Comparison of OTU Identifications with Silva 138.1 and Greengenes 2022.10 databases

I have been using the bioinformatics services provided by Novogene. We use the most cost efficient option which still uses QIIME and the Silva 138.1 database.

I have made my own classifier using the Greengenes 2022.10 backbone files and extracting the V3V4 region. This seems to identify sequences well using the tutorial datasets.

I reclassified the OTUs provided by Novogene with this classifier and I was expecting some differences but most of the OTUs have different identifications, and many are not simply different phylogenetic levels of identification that agree.
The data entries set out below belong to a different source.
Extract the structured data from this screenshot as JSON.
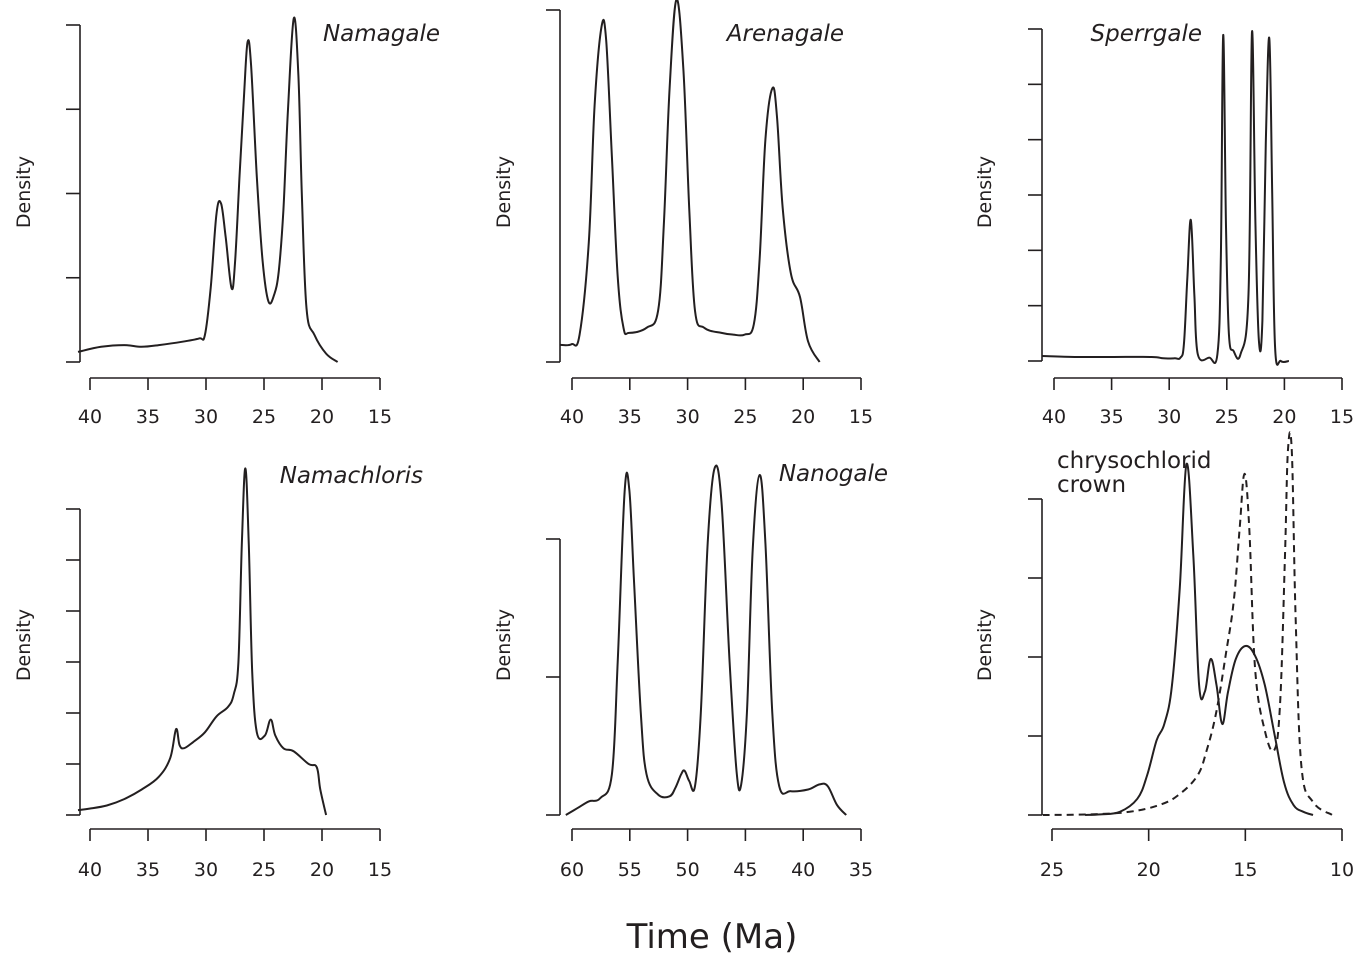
{
  "figure": {
    "x_axis_title": "Time (Ma)"
  },
  "chart_data": [
    {
      "type": "line",
      "title": "Namagale",
      "ylabel": "Density",
      "xlim": [
        41,
        15
      ],
      "x_ticks": [
        40,
        35,
        30,
        25,
        20,
        15
      ],
      "y_tick_count": 5,
      "ymax": 1.0,
      "series": [
        {
          "style": "solid",
          "points": [
            [
              41,
              0.03
            ],
            [
              39,
              0.045
            ],
            [
              37,
              0.05
            ],
            [
              35.5,
              0.045
            ],
            [
              34,
              0.05
            ],
            [
              32,
              0.06
            ],
            [
              30.5,
              0.07
            ],
            [
              30,
              0.08
            ],
            [
              29.5,
              0.22
            ],
            [
              29,
              0.44
            ],
            [
              28.6,
              0.47
            ],
            [
              28.2,
              0.37
            ],
            [
              27.7,
              0.22
            ],
            [
              27.4,
              0.29
            ],
            [
              27,
              0.55
            ],
            [
              26.6,
              0.8
            ],
            [
              26.3,
              0.95
            ],
            [
              26,
              0.88
            ],
            [
              25.5,
              0.55
            ],
            [
              25,
              0.3
            ],
            [
              24.5,
              0.18
            ],
            [
              24,
              0.2
            ],
            [
              23.6,
              0.27
            ],
            [
              23.2,
              0.45
            ],
            [
              22.8,
              0.75
            ],
            [
              22.3,
              1.02
            ],
            [
              21.9,
              0.85
            ],
            [
              21.6,
              0.5
            ],
            [
              21.2,
              0.16
            ],
            [
              20.5,
              0.08
            ],
            [
              19.5,
              0.025
            ],
            [
              18.5,
              0.0
            ]
          ]
        }
      ]
    },
    {
      "type": "line",
      "title": "Arenagale",
      "ylabel": "Density",
      "xlim": [
        41,
        15
      ],
      "x_ticks": [
        40,
        35,
        30,
        25,
        20,
        15
      ],
      "y_tick_count": 2,
      "ymax": 1.0,
      "series": [
        {
          "style": "solid",
          "points": [
            [
              41,
              0.05
            ],
            [
              40,
              0.052
            ],
            [
              39.3,
              0.08
            ],
            [
              38.5,
              0.35
            ],
            [
              38,
              0.75
            ],
            [
              37.4,
              0.98
            ],
            [
              37,
              0.94
            ],
            [
              36.5,
              0.6
            ],
            [
              36,
              0.25
            ],
            [
              35.5,
              0.1
            ],
            [
              35,
              0.085
            ],
            [
              33.5,
              0.1
            ],
            [
              32.5,
              0.15
            ],
            [
              32,
              0.4
            ],
            [
              31.5,
              0.8
            ],
            [
              30.9,
              1.06
            ],
            [
              30.3,
              0.85
            ],
            [
              29.8,
              0.45
            ],
            [
              29.3,
              0.15
            ],
            [
              28.5,
              0.1
            ],
            [
              27,
              0.085
            ],
            [
              26,
              0.08
            ],
            [
              25,
              0.08
            ],
            [
              24.2,
              0.11
            ],
            [
              23.7,
              0.3
            ],
            [
              23.2,
              0.65
            ],
            [
              22.6,
              0.8
            ],
            [
              22.2,
              0.72
            ],
            [
              21.7,
              0.45
            ],
            [
              21,
              0.26
            ],
            [
              20.2,
              0.19
            ],
            [
              19.5,
              0.06
            ],
            [
              18.5,
              0.0
            ]
          ]
        }
      ]
    },
    {
      "type": "line",
      "title": "Sperrgale",
      "ylabel": "Density",
      "xlim": [
        41,
        15
      ],
      "x_ticks": [
        40,
        35,
        30,
        25,
        20,
        15
      ],
      "y_tick_count": 7,
      "ymax": 1.0,
      "series": [
        {
          "style": "solid",
          "points": [
            [
              41,
              0.015
            ],
            [
              38,
              0.012
            ],
            [
              35,
              0.012
            ],
            [
              31.5,
              0.012
            ],
            [
              30.5,
              0.008
            ],
            [
              29.5,
              0.008
            ],
            [
              29,
              0.01
            ],
            [
              28.7,
              0.05
            ],
            [
              28.4,
              0.25
            ],
            [
              28.1,
              0.42
            ],
            [
              27.8,
              0.2
            ],
            [
              27.5,
              0.02
            ],
            [
              26.5,
              0.01
            ],
            [
              25.8,
              0.02
            ],
            [
              25.5,
              0.3
            ],
            [
              25.3,
              0.97
            ],
            [
              25.05,
              0.4
            ],
            [
              24.8,
              0.08
            ],
            [
              24.4,
              0.03
            ],
            [
              23.8,
              0.02
            ],
            [
              23.1,
              0.2
            ],
            [
              22.8,
              0.98
            ],
            [
              22.5,
              0.4
            ],
            [
              22.2,
              0.06
            ],
            [
              21.9,
              0.12
            ],
            [
              21.6,
              0.65
            ],
            [
              21.3,
              0.96
            ],
            [
              21.05,
              0.5
            ],
            [
              20.8,
              0.04
            ],
            [
              20.3,
              0.0
            ],
            [
              19.6,
              0.0
            ]
          ]
        }
      ]
    },
    {
      "type": "line",
      "title": "Namachloris",
      "ylabel": "Density",
      "xlim": [
        41,
        15
      ],
      "x_ticks": [
        40,
        35,
        30,
        25,
        20,
        15
      ],
      "y_tick_count": 7,
      "ymax": 1.0,
      "series": [
        {
          "style": "solid",
          "points": [
            [
              41,
              0.015
            ],
            [
              40,
              0.02
            ],
            [
              38.5,
              0.03
            ],
            [
              37,
              0.05
            ],
            [
              35.5,
              0.08
            ],
            [
              34,
              0.12
            ],
            [
              33,
              0.18
            ],
            [
              32.5,
              0.27
            ],
            [
              32.2,
              0.22
            ],
            [
              31.8,
              0.21
            ],
            [
              31,
              0.23
            ],
            [
              30,
              0.26
            ],
            [
              29,
              0.31
            ],
            [
              28,
              0.34
            ],
            [
              27.5,
              0.38
            ],
            [
              27.1,
              0.48
            ],
            [
              26.8,
              0.85
            ],
            [
              26.5,
              1.09
            ],
            [
              26.2,
              0.85
            ],
            [
              25.9,
              0.45
            ],
            [
              25.5,
              0.26
            ],
            [
              24.8,
              0.25
            ],
            [
              24.3,
              0.3
            ],
            [
              23.9,
              0.25
            ],
            [
              23.2,
              0.21
            ],
            [
              22.3,
              0.2
            ],
            [
              21,
              0.16
            ],
            [
              20.3,
              0.15
            ],
            [
              20,
              0.08
            ],
            [
              19.5,
              0.0
            ]
          ]
        }
      ]
    },
    {
      "type": "line",
      "title": "Nanogale",
      "ylabel": "Density",
      "xlim": [
        61,
        35
      ],
      "x_ticks": [
        60,
        55,
        50,
        45,
        40,
        35
      ],
      "y_tick_count": 3,
      "ymax": 1.0,
      "series": [
        {
          "style": "solid",
          "points": [
            [
              60.5,
              0.0
            ],
            [
              59.5,
              0.02
            ],
            [
              58.5,
              0.04
            ],
            [
              57.5,
              0.05
            ],
            [
              56.5,
              0.12
            ],
            [
              56,
              0.45
            ],
            [
              55.4,
              0.95
            ],
            [
              55,
              0.96
            ],
            [
              54.6,
              0.7
            ],
            [
              54,
              0.3
            ],
            [
              53.5,
              0.12
            ],
            [
              52.5,
              0.06
            ],
            [
              51.5,
              0.055
            ],
            [
              51,
              0.08
            ],
            [
              50.5,
              0.12
            ],
            [
              50.2,
              0.13
            ],
            [
              49.8,
              0.1
            ],
            [
              49.3,
              0.085
            ],
            [
              48.8,
              0.3
            ],
            [
              48.2,
              0.8
            ],
            [
              47.6,
              1.02
            ],
            [
              47,
              0.92
            ],
            [
              46.3,
              0.45
            ],
            [
              45.7,
              0.13
            ],
            [
              45.3,
              0.09
            ],
            [
              44.8,
              0.3
            ],
            [
              44.3,
              0.78
            ],
            [
              43.7,
              1.0
            ],
            [
              43.2,
              0.8
            ],
            [
              42.6,
              0.3
            ],
            [
              42,
              0.085
            ],
            [
              41,
              0.07
            ],
            [
              39.5,
              0.075
            ],
            [
              38.5,
              0.09
            ],
            [
              37.8,
              0.085
            ],
            [
              37,
              0.03
            ],
            [
              36.2,
              0.0
            ]
          ]
        }
      ]
    },
    {
      "type": "line",
      "title": "chrysochlorid crown",
      "ylabel": "Density",
      "xlim": [
        26,
        10
      ],
      "x_ticks": [
        25,
        20,
        15,
        10
      ],
      "y_tick_count": 5,
      "ymax": 1.0,
      "series": [
        {
          "style": "solid",
          "points": [
            [
              23.3,
              0.0
            ],
            [
              22.5,
              0.002
            ],
            [
              21.5,
              0.01
            ],
            [
              20.6,
              0.05
            ],
            [
              20.1,
              0.12
            ],
            [
              19.6,
              0.23
            ],
            [
              19.2,
              0.28
            ],
            [
              18.8,
              0.4
            ],
            [
              18.4,
              0.7
            ],
            [
              18.05,
              1.08
            ],
            [
              17.7,
              0.8
            ],
            [
              17.4,
              0.4
            ],
            [
              17.1,
              0.38
            ],
            [
              16.8,
              0.48
            ],
            [
              16.5,
              0.4
            ],
            [
              16.2,
              0.28
            ],
            [
              15.9,
              0.38
            ],
            [
              15.5,
              0.48
            ],
            [
              15,
              0.52
            ],
            [
              14.5,
              0.49
            ],
            [
              14,
              0.4
            ],
            [
              13.5,
              0.25
            ],
            [
              13,
              0.1
            ],
            [
              12.5,
              0.03
            ],
            [
              12,
              0.01
            ],
            [
              11.5,
              0.0
            ]
          ]
        },
        {
          "style": "dashed",
          "points": [
            [
              25.5,
              0.0
            ],
            [
              23,
              0.002
            ],
            [
              21,
              0.01
            ],
            [
              19.5,
              0.03
            ],
            [
              18.5,
              0.06
            ],
            [
              17.5,
              0.12
            ],
            [
              17,
              0.2
            ],
            [
              16.5,
              0.32
            ],
            [
              16,
              0.5
            ],
            [
              15.6,
              0.66
            ],
            [
              15.3,
              0.88
            ],
            [
              15.05,
              1.05
            ],
            [
              14.8,
              0.88
            ],
            [
              14.5,
              0.45
            ],
            [
              14,
              0.26
            ],
            [
              13.5,
              0.2
            ],
            [
              13.2,
              0.35
            ],
            [
              12.95,
              0.8
            ],
            [
              12.8,
              1.12
            ],
            [
              12.6,
              1.12
            ],
            [
              12.4,
              0.6
            ],
            [
              12.1,
              0.15
            ],
            [
              11.5,
              0.04
            ],
            [
              10.5,
              0.0
            ]
          ]
        }
      ]
    }
  ]
}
I have attached the 2 taxonomy tables.

I chose to switch to Greengenes because of the warning regarding species identification with Silva on the qiime2 documentation page.
feature.tax_assignments.txt (3.5 KB)
reclassified_features.txt (3.4 KB)

Has anyone else seen similar results? Which database do you prefer?

HI @Bonita_Mc,

This is not surprising, and has much to do with how the reference databases are curated. There are many approaches and issues to deal with as described here:

It may come down to which of these classifications make sense given your study system. This is why we provide multiple avenues to classify sequences. You can also try the SILVA weighted classifiers.
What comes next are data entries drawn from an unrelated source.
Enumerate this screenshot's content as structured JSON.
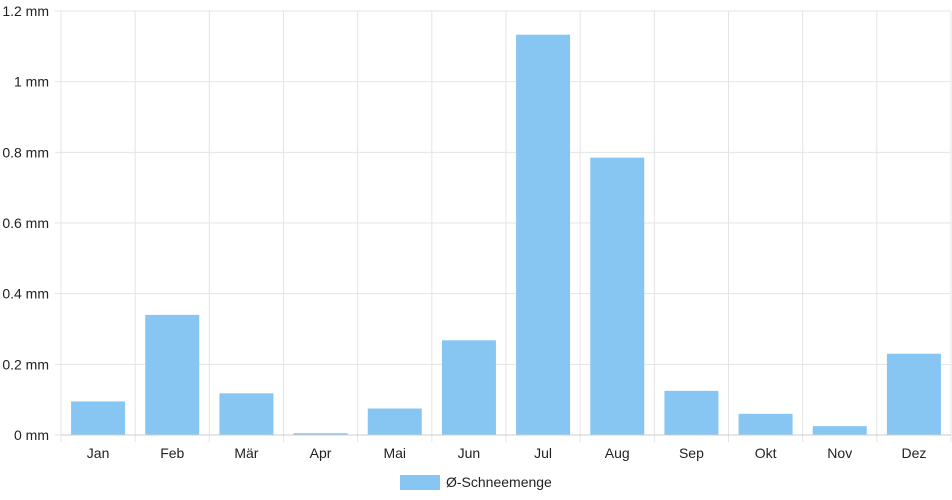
{
  "chart_data": {
    "type": "bar",
    "categories": [
      "Jan",
      "Feb",
      "Mär",
      "Apr",
      "Mai",
      "Jun",
      "Jul",
      "Aug",
      "Sep",
      "Okt",
      "Nov",
      "Dez"
    ],
    "series": [
      {
        "name": "Ø-Schneemenge",
        "values": [
          0.095,
          0.34,
          0.118,
          0.005,
          0.075,
          0.268,
          1.133,
          0.785,
          0.125,
          0.06,
          0.025,
          0.23
        ],
        "color": "#87c6f2"
      }
    ],
    "y_ticks": [
      "0 mm",
      "0.2 mm",
      "0.4 mm",
      "0.6 mm",
      "0.8 mm",
      "1 mm",
      "1.2 mm"
    ],
    "ylim": [
      0,
      1.2
    ],
    "unit": "mm",
    "grid": true,
    "legend_position": "bottom-center",
    "colors": {
      "grid": "#e4e4e4",
      "axis": "#cccccc",
      "text": "#222222"
    }
  }
}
In most cases, you are lucky to obtain a true species-level designation with short read data. See here:

-Mike

Thanks for the paper links.

I was mostly surprised how many were identified to different phylums and classes. I assumed these high level classifications would be pretty similar between databases.
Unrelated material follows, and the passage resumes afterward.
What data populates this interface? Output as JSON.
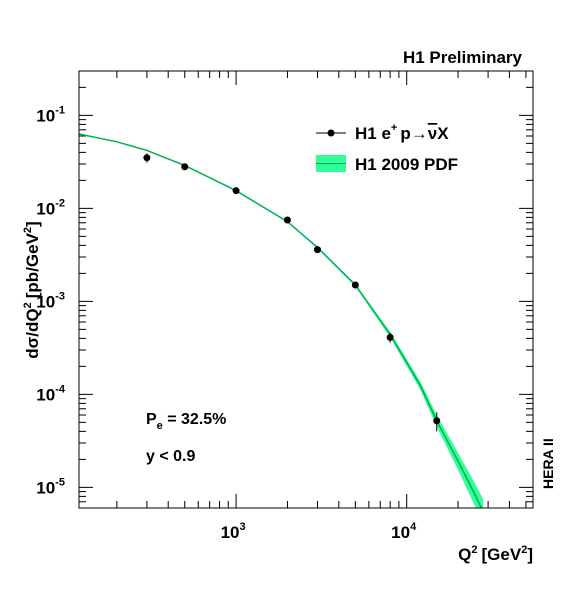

I understand that the species classifications are not 100% accurate but my boss really prioritizes them so I want to maximize the species identifications.

@Bonita_Mc, is this perhaps driven by revisions in the nomenclature? We've previously observed high correlation with SILVA

Best,
Daniel

1 Like

The dataset is only 32 OTU's.

1 differs because of a change in taxonomy but as far as I can tell the others are just being identified as different phyla.

I can go recount but I think there are 4/32 that are in different phyla or class. The others are more minor differences that I was expecting.

Hi @Bonita_Mc,

I am assuming that the feature.tax_assignments.txt file is the one from SILVA? If so, when / how was the SILVA reference file made? Or are these taxonomic assignments from Novogene? I ask because when we generate SILVA reference files, we use "doimain" / "d__" and not "kingdom" / "k__".

Also, SILVA is also in the process of updating its taxonomy to be more similar to Greengenes 2 in some cases, e.g. as of SILVA 138.2, they've updated some phylum and genus labels. Perhaps try making your own SILVA reference database as outlined here, and re-classify? Keep in mind, many facilities might curate their own SILVA (or other) database differently and they may not even be equivalent to each other, leading to different assignments. You do not need to follow all the steps, in the tutorial. Much of it is just showing off all the things you can do.

1 Like

I am assuming that the feature.tax_assignments.txt file is the one from SILVA? If so, when / how was the SILVA reference file made? Or are these taxonomic assignments from Novogene?

Yes, those are the assignments from Novogene. It uses the qiime and the 138.10 Silva database.

Good to know. Thanks!

In addition to the caveats I presented earlier... Another thing I forgot to mention, the resulting classification also depends on what algorithm they used along with the reference database to classify your reads. Did they use BLAST, vsearch, naïve bayes, another algorithm? Using different algorithms on the same/similarly curated reference databases can also result in some differences.